The fourth movement, Allegro Vivace, had a quick and quiet beginning, like the first movement, and David appeared to be floating over the podium. He had everyone playing together as one unit, perfectly capturing the spirit of the music, of Schubert at his best.
The problem with my initial exposure to this symphony was the problem encountered by any entirely amateur orchestra; it was the blind leading the blind, and stumbling over all kinds of technical difficulties.
Any entirely professional orchestra can develop the opposite problem; the playing can become perfunctory.
The Newfoundland Symphony Orchestra achieves its synergy from being semi-professional. The students find themselves playing better than they could ever have imagined as they rise to the level of the core of professional musicians.
Spring comes dancing in the palpable input of young energy into the orchestra, in the Suncor scholarship students, among others, who are overjoyed to be there. And the excitement and immediacy are maintained because of the “telescopic” rehearsal schedule, a term I learned from Doug Dunsmore.
Nothing is overpractised. The orchestra doesn’t get the sheet music until several weeks before the concert, then works on it intensively. This system works.

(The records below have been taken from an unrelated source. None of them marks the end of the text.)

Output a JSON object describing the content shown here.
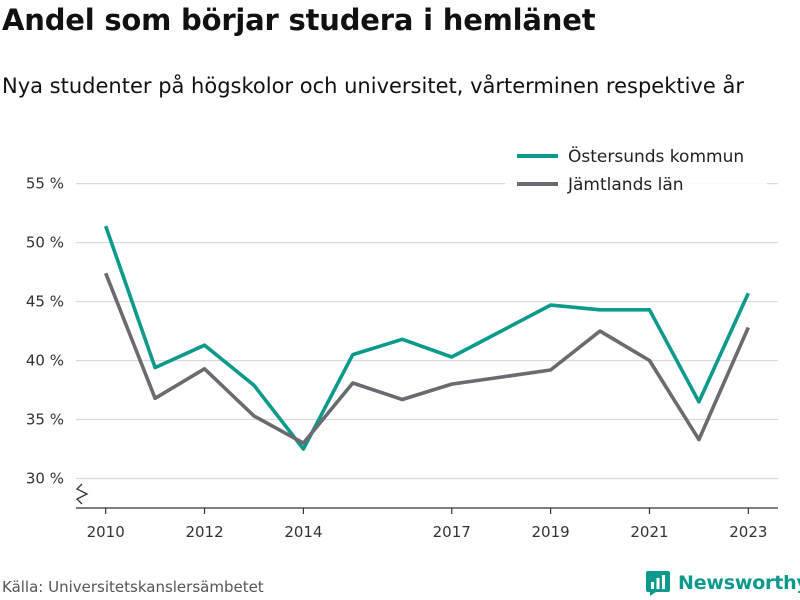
{
  "title": "Andel som börjar studera i hemlänet",
  "subtitle": "Nya studenter på högskolor och universitet, vårterminen respektive år",
  "source": "Källa: Universitetskanslersämbetet",
  "brand": {
    "name": "Newsworthy",
    "color": "#0b9a8c"
  },
  "chart_data": {
    "type": "line",
    "x": [
      2010,
      2011,
      2012,
      2013,
      2014,
      2015,
      2016,
      2017,
      2018,
      2019,
      2020,
      2021,
      2022,
      2023
    ],
    "x_ticks": [
      2010,
      2012,
      2014,
      2017,
      2019,
      2021,
      2023
    ],
    "y_ticks": [
      30,
      35,
      40,
      45,
      50,
      55
    ],
    "y_tick_labels": [
      "30 %",
      "35 %",
      "40 %",
      "45 %",
      "50 %",
      "55 %"
    ],
    "ylim": [
      27.5,
      57
    ],
    "xlim": [
      2009.4,
      2023.6
    ],
    "grid": true,
    "axis_break": true,
    "legend_position": "top-right",
    "series": [
      {
        "name": "Östersunds kommun",
        "color": "#0b9a8c",
        "values": [
          51.4,
          39.4,
          41.3,
          37.9,
          32.5,
          40.5,
          41.8,
          40.3,
          42.5,
          44.7,
          44.3,
          44.3,
          36.5,
          45.7
        ]
      },
      {
        "name": "Jämtlands län",
        "color": "#6b6a70",
        "values": [
          47.4,
          36.8,
          39.3,
          35.3,
          33.0,
          38.1,
          36.7,
          38.0,
          38.6,
          39.2,
          42.5,
          40.0,
          33.3,
          42.8
        ]
      }
    ]
  }
}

And finally, spring came … no, you’re tired of that, so I’m going to vary the theme. The lady sitting behind me, Dr. S. Doyle, commented that she had decided to come to the concert rather than accompany her husband and children to the hockey game because there’s no substitute for a live concert.
I agree, of course, but why exactly is that? Glenn Gould opted for the pristine privacy of the recording studio, although, as we know from his second, filmed recording of the Goldberg Variations shortly before his death, he was as hard on himself in the studio as is any performer on stage. There were no retakes.
So what did the live performance on Saturday have to offer that a good recording of the program wouldn’t have? We got to see someone who wasn’t playing an instrument.
He was playing the orchestra, his orchestra performing his program, which was very challenging. Those seemingly effortless, elegant gestures were navigating perilous ground.
In the Poulenc the time signature often changes in every bar, e.g. from 3/4 to 4/4 to 3/8 to 5/4 to 2/4 to 4/4 — Marc David came dancing.